Today’s Doodle, created by Tatsuro Kiuchi, a guest artist from Tokyo, Japan, honours Japanese virologist Dr. Michiaki Takahashi, who developed the first chickenpox vaccine. Takahashi’s vaccination has subsequently been given to millions of youngsters all over the world as a safe and effective way to avoid severe cases of the dangerous viral disease and its spread.
Michiaki Takahashi was born in Osaka, Japan, on this day in 1928. He graduated from Osaka University with a medical degree and joined the Osaka University Research Institute for Microbial Disease in 1959. Dr. Takahashi received a research fellowship at Baylor College in the United States in 1963 after investigating measles and polio viruses. His son got a bad case of chickenpox during this time, prompting him to focus his skills on combating the highly contagious virus.

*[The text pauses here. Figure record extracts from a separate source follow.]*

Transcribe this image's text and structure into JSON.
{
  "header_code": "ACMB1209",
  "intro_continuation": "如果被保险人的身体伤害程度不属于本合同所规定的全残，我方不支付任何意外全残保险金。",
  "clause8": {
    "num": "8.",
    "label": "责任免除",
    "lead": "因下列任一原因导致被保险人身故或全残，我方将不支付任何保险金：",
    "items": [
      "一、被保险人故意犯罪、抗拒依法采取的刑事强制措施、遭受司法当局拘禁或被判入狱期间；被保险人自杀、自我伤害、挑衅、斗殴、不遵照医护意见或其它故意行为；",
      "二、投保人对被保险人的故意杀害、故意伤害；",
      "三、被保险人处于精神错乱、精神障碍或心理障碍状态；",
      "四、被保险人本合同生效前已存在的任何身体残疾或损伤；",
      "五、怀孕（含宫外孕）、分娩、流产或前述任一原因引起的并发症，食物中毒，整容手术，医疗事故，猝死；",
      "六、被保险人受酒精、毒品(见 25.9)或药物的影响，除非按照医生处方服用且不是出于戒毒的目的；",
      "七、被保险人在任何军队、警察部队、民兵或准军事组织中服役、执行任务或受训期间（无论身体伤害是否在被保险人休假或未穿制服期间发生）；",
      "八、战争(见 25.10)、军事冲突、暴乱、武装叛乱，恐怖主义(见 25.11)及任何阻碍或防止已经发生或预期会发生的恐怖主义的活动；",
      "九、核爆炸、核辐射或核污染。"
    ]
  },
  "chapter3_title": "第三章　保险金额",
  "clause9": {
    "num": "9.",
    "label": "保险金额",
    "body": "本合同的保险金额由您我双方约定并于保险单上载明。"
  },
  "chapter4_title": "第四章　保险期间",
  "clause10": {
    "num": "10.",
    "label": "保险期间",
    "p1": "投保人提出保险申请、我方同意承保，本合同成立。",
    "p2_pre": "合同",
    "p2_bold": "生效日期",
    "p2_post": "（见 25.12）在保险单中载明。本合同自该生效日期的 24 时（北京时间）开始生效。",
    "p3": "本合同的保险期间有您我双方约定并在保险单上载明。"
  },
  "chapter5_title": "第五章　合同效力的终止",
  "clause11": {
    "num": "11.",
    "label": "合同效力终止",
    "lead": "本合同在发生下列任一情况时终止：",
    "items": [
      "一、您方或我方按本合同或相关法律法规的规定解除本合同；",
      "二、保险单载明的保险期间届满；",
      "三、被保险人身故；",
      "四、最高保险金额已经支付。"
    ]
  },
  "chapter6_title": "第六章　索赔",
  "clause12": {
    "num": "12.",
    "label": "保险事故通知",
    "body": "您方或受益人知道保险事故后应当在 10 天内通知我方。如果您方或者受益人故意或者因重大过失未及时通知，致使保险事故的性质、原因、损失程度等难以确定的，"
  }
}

In 1965, Dr. Takahashi returned to Japan and began growing live chickenpox viruses in animal and human tissue. It was ready for clinical trials after only five years of development. Dr. Takahashi discovered the first vaccination against the varicella virus, which causes chickenpox, in 1974. It was then put through extensive testing with immunocompromised people and found to be incredibly successful. The only varicella vaccine approved by the World Health Organization was launched in Japan in 1986 by the Research Foundation for Microbial Diseases at Osaka University.
The life-saving vaccination developed by Dr. Takahashi was quickly adopted in over 80 nations. He was named director of the Microbial Disease Study Group at Osaka University in 1994, a position he held until his retirement. Every year, millions of cases of chickenpox are prevented because to his ideas.